Em geral, uma comparação entre as amostras não-irradiadas (controlo) e irradiadas mostrou que o tratamento por irradiação não causou alterações suficientes para definir um perfil químico específico. Assim, a irradiação gama (até 10 kGy) é uma tecnologia viável para as espécies estudadas.
Palavras-chave: irradiação gama, composição química/nutricional, atividade antioxidante, análise de componentes principais.
ABSTRACT
Plants used by the industry require effective conservation and decontamination technologies in order to ensure their use in the best conditions. Irradiation is a technology for plants decontamination that maintains their chemical, organoleptic, nutritional and bioactive properties. This study evaluated the effects of gamma irradiation on chemical, nutritional and antioxidants properties of several medicinal and aromatic plants. In general, a comparison between non-irradiated (control) and irradiated samples showed that irradiation treatment did not originate a specific chemical profile. Thus, gamma irradiation (up to 10 kGy) is a viable technology for the studied species.
Keywords: gamma irradiation, chemical/nutritional composition; antioxidant activity, principal component analysis.
INTRODUÇÃO
As plantas têm sido utilizadas por todo o mundo não só como alimento, mas também em diversas aplicações terapêuticas (Hayta et al., 2014). A presença de compostos bioativos confere a estas matrizes um grande potencial na prevenção e/ou tratamento de diversas doenças (infeciosas e não infeciosas). Por outro lado, a diversidade de biomoléculas permite a sua aplicação em diversas áreas, sendo utilizadas não só na indústria alimentar, como também na indústria farmacêutica servindo como ingredientes em formulações de alimentos funcionais e nutracêuticos (Ramarathnam et al., 1995; Small et al., 1996; kerget et al., 2005).
Aloysia citrodora P., Melissa officinalis L., Melittis melissophyllum L. e Mentha piperita L. são plantas aromáticas e medicinais amplamente consumidas sob a forma de infusões, sendo também incluídas como ingredientes em outros produtos alimentares (por exemplo, saladas, molhos, marinadas, sorvetes, geleias, queijo, etc.) (Kapp et al., 2013). Além da sua aplicabilidade na indústria alimentar, são também usadas para fins medicinais, uma vez que atuam terapeuticamente em distúrbios do sistema gastrointestinal e nervoso, exibindo propriedades antioxidantes, antimicrobianas e anti-inflamatórias (Rosa et al., 1995; Ragone et al., 2007; Skrzypczak-Pietraszeka e Pietraszek, 2012).
Os elevados parâmetros de rigor seguidos pela indústria na aquisição de matérias-primas de boa qualidade obriga a que as plantas passem por processos de descontaminação (Kausar et al., 2013).
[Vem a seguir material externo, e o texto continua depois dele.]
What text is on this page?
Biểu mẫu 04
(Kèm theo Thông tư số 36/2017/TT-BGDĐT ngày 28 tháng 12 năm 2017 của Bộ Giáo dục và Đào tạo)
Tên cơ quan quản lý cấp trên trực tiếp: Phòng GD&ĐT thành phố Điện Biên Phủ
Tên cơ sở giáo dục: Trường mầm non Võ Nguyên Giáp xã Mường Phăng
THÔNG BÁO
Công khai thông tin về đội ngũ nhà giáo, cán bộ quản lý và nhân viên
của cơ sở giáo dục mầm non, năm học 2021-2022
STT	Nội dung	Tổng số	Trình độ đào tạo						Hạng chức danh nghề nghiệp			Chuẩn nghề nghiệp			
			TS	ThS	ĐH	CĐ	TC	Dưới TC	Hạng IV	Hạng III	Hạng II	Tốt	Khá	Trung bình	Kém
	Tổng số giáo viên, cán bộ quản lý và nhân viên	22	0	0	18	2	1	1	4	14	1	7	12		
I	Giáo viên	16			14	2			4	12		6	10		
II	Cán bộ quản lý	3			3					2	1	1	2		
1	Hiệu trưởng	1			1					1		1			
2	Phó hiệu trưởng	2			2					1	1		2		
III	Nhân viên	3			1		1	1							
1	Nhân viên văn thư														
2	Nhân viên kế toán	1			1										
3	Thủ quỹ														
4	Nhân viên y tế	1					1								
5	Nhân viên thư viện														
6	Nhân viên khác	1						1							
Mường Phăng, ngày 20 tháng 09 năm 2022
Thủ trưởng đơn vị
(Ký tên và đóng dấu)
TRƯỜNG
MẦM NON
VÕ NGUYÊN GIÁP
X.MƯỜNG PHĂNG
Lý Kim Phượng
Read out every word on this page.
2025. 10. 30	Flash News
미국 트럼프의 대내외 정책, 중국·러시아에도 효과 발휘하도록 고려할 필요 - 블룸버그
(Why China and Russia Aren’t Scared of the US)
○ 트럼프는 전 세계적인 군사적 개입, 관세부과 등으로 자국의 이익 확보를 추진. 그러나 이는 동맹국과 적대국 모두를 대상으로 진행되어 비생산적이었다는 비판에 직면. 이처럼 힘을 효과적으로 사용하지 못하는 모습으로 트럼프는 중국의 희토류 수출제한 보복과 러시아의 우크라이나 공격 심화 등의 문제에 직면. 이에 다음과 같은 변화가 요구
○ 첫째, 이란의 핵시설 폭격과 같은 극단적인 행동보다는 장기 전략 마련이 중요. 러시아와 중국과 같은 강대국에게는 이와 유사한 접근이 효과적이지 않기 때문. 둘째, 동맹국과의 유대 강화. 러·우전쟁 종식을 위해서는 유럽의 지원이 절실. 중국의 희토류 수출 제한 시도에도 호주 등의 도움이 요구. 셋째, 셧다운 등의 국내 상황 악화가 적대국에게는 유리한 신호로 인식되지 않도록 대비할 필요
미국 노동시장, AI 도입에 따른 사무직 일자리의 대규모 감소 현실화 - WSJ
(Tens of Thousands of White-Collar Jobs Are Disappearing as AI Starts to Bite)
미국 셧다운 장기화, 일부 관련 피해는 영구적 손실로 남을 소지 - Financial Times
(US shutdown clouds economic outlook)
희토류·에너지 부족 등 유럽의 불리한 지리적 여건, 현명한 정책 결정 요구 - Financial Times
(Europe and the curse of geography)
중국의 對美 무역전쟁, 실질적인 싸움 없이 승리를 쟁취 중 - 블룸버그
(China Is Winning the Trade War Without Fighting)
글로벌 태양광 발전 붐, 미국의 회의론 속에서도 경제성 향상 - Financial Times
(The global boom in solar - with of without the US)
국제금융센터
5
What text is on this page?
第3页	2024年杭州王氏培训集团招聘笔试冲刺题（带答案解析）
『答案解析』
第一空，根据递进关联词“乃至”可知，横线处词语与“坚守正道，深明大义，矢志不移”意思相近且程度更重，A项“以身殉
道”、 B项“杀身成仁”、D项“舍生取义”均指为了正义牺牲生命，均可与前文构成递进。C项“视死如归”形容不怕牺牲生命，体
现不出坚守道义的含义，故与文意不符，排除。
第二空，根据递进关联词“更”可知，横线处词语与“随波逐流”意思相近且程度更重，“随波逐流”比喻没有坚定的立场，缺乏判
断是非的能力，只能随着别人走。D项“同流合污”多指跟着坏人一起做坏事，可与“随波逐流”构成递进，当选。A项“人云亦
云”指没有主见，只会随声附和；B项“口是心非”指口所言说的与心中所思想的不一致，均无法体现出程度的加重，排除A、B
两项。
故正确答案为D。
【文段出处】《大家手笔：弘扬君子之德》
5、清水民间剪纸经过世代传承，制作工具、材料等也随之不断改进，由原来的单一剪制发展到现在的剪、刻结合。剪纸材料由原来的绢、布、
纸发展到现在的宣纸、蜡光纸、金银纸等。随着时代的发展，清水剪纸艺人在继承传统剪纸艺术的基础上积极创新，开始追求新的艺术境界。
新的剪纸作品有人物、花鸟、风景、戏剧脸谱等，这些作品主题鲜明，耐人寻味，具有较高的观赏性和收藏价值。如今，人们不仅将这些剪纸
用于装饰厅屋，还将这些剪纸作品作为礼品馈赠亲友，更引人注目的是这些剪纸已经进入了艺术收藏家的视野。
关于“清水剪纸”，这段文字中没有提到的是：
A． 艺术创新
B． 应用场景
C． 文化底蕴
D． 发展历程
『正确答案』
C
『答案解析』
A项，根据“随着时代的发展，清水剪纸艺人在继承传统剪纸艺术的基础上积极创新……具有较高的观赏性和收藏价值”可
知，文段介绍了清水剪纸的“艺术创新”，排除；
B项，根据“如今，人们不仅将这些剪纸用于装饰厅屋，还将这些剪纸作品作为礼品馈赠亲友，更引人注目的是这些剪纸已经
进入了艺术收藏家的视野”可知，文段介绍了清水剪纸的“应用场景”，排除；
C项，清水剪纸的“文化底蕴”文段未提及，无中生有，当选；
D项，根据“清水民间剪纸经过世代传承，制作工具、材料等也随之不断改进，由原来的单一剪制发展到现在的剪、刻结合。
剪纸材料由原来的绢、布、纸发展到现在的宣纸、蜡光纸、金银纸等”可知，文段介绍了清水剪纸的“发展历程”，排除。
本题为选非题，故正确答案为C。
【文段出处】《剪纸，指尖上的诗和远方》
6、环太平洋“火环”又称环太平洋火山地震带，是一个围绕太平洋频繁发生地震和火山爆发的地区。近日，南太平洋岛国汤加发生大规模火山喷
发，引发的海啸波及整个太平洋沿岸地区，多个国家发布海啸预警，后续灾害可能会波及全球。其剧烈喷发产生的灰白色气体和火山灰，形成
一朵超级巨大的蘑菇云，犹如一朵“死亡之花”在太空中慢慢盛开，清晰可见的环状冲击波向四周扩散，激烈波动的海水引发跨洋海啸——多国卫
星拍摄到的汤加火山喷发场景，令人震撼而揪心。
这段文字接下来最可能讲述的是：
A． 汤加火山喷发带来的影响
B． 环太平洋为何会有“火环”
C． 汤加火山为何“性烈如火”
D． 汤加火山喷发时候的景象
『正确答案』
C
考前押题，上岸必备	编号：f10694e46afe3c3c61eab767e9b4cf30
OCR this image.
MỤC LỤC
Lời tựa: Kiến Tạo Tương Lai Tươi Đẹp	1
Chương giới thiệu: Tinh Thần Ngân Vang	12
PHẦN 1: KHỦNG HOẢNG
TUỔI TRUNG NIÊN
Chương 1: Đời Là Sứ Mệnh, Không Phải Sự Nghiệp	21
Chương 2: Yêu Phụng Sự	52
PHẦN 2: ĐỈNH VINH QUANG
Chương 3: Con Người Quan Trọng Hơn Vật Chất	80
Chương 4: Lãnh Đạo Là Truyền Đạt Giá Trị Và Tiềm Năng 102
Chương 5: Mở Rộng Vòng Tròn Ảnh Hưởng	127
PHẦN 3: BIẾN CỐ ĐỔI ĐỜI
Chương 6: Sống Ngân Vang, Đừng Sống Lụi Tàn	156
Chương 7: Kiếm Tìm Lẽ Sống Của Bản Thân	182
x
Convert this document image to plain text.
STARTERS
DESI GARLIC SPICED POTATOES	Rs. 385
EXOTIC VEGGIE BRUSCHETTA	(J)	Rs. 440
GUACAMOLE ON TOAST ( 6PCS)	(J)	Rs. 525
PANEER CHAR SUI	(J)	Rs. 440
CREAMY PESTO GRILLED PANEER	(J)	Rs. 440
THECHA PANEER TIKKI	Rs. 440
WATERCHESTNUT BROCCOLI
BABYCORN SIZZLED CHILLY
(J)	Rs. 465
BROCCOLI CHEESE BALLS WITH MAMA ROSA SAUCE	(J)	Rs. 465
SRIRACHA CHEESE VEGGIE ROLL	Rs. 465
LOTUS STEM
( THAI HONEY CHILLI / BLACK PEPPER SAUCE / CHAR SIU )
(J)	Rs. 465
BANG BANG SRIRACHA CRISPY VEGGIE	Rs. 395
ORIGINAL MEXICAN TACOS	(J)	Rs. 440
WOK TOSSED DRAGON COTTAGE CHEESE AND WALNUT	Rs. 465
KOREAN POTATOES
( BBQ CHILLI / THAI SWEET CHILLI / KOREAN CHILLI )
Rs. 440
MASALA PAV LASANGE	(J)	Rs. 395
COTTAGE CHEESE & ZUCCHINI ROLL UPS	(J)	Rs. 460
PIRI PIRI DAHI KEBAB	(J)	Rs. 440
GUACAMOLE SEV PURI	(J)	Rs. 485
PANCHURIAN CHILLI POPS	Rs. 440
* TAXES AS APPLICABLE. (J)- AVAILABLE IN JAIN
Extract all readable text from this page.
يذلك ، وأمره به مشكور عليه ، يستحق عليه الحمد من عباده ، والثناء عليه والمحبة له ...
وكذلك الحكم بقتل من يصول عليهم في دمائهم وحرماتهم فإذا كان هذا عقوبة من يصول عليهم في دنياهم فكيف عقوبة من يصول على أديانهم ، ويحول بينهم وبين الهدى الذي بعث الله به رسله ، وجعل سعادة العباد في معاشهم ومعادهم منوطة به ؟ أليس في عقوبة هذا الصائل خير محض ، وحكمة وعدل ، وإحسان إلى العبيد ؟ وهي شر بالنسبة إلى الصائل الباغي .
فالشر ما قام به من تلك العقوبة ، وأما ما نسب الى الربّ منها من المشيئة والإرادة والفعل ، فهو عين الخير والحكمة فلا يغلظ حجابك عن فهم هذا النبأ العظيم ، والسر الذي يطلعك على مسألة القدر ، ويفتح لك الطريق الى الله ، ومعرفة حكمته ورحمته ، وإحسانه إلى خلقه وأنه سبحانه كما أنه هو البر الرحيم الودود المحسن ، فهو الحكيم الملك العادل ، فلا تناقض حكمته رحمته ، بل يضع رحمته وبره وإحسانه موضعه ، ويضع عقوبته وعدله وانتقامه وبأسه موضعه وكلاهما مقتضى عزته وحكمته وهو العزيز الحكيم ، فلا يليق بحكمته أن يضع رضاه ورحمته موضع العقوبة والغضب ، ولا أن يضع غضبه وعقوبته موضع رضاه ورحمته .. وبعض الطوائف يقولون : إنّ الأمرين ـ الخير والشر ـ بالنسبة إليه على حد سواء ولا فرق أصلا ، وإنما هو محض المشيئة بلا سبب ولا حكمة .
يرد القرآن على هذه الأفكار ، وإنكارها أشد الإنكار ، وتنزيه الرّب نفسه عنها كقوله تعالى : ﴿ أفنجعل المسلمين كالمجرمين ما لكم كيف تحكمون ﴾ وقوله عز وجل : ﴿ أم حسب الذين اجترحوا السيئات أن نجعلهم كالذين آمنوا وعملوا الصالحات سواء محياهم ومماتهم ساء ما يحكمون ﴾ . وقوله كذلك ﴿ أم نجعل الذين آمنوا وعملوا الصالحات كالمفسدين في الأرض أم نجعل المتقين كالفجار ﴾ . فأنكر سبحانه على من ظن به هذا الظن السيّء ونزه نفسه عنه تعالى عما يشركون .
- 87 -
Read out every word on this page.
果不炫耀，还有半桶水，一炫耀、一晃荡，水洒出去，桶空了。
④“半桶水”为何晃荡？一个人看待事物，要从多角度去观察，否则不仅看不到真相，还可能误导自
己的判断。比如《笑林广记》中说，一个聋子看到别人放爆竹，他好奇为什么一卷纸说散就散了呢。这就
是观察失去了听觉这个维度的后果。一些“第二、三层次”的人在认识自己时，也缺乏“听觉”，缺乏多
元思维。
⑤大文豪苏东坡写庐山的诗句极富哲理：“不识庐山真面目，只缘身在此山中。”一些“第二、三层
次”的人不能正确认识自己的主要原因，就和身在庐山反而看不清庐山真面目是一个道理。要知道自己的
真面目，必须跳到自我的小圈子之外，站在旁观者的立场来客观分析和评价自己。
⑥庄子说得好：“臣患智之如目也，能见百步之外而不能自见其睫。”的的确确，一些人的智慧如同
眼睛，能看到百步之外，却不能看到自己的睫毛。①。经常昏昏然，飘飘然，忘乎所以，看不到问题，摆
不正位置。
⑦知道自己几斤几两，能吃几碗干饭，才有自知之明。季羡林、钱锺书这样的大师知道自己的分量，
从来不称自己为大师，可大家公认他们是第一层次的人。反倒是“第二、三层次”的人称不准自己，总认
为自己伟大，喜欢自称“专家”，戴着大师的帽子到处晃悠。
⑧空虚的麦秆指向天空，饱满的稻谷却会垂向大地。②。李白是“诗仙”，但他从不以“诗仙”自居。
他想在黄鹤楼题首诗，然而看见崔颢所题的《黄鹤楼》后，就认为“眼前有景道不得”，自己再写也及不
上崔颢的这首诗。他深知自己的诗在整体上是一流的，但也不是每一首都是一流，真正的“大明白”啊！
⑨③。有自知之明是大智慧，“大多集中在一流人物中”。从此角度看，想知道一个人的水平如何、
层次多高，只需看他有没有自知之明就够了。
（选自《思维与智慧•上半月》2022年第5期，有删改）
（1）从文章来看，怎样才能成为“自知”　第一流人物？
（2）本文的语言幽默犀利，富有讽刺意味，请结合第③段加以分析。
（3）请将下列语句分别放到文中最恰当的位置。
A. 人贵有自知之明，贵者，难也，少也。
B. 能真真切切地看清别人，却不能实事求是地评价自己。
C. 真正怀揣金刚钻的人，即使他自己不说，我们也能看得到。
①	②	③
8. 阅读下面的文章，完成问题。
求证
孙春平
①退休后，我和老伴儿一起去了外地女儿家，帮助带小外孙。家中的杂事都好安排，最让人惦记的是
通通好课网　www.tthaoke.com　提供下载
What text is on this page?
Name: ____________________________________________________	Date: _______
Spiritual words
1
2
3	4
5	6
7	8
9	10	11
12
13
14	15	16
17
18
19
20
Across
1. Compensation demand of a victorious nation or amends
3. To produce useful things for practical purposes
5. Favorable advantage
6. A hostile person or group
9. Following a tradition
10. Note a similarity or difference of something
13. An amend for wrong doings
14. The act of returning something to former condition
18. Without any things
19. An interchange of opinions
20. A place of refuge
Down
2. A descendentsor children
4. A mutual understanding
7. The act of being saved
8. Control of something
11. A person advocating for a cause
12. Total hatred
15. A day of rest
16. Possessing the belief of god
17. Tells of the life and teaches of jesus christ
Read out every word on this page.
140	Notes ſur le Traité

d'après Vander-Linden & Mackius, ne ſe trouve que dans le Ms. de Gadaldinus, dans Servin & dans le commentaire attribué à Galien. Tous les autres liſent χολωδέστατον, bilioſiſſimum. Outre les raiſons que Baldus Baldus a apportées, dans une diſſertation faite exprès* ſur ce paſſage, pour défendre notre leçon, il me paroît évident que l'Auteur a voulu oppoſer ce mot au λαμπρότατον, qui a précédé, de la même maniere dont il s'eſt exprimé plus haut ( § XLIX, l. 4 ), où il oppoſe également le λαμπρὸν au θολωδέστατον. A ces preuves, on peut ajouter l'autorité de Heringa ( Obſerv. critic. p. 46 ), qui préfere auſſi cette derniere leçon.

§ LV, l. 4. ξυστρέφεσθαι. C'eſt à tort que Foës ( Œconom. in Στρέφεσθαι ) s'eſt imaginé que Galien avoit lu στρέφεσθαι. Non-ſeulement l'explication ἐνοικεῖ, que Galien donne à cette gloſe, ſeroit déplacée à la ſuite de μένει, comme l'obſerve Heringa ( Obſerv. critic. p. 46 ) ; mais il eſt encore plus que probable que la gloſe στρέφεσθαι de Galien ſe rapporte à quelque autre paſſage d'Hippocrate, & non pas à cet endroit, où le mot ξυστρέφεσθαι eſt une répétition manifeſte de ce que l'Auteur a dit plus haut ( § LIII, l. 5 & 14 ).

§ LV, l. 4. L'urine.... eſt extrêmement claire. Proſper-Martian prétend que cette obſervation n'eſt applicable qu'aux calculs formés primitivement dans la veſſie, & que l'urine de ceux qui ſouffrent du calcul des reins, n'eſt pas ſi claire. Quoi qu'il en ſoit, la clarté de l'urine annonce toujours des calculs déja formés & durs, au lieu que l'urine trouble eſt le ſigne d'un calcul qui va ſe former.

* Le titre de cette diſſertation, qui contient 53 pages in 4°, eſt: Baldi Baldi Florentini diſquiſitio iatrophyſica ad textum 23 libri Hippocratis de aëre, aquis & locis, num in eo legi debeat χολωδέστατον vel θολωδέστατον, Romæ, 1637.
São várias as técnicas utilizadas para este fim, no entanto são múltiplas as desvantagens de algumas delas, desde a proibição em alguns países (devido a fatores que podem colocar a saúde dos consumidores em risco), à taxa reduzida de sucesso na descontaminação e aos danos causados no meio ambiente (Byun et al., 1999). A irradiação é uma metodologia credenciada para ingredientes secos sendo cada vez mais reconhecida em todo o mundo. Para além de ser eficiente na conservação reduzindo perdas naturais causadas por processos fisiológicos (brotamento, maturação e senescência), também elimina ou reduz microrganismos, parasitas e pragas, sem causar qualquer modificação (química ou organolética) ao alimento, tornando-o mais seguro para o consumidor (Sadecka, 2007; Nagy et al., 2011). Neste processo os alimentos são expostos a radiação ionizante de alta energia (em dose e tempo controlados) com a finalidade de melhorar a segurança dos alimentos pela inativação de microrganismos patogénicos (Sadecka, 2007). A irradiação gama foi aprovada como um método de controlo microbiano e desinfestação de vários produtos alimentares pela Food and Drug Administration (FDA), destacando-se das restantes técnicas por ser um procedimento técnica e economicamente viável, bem como fisicamente seguro, com um potente efeito antimicrobiano (Mizani et al., 2009).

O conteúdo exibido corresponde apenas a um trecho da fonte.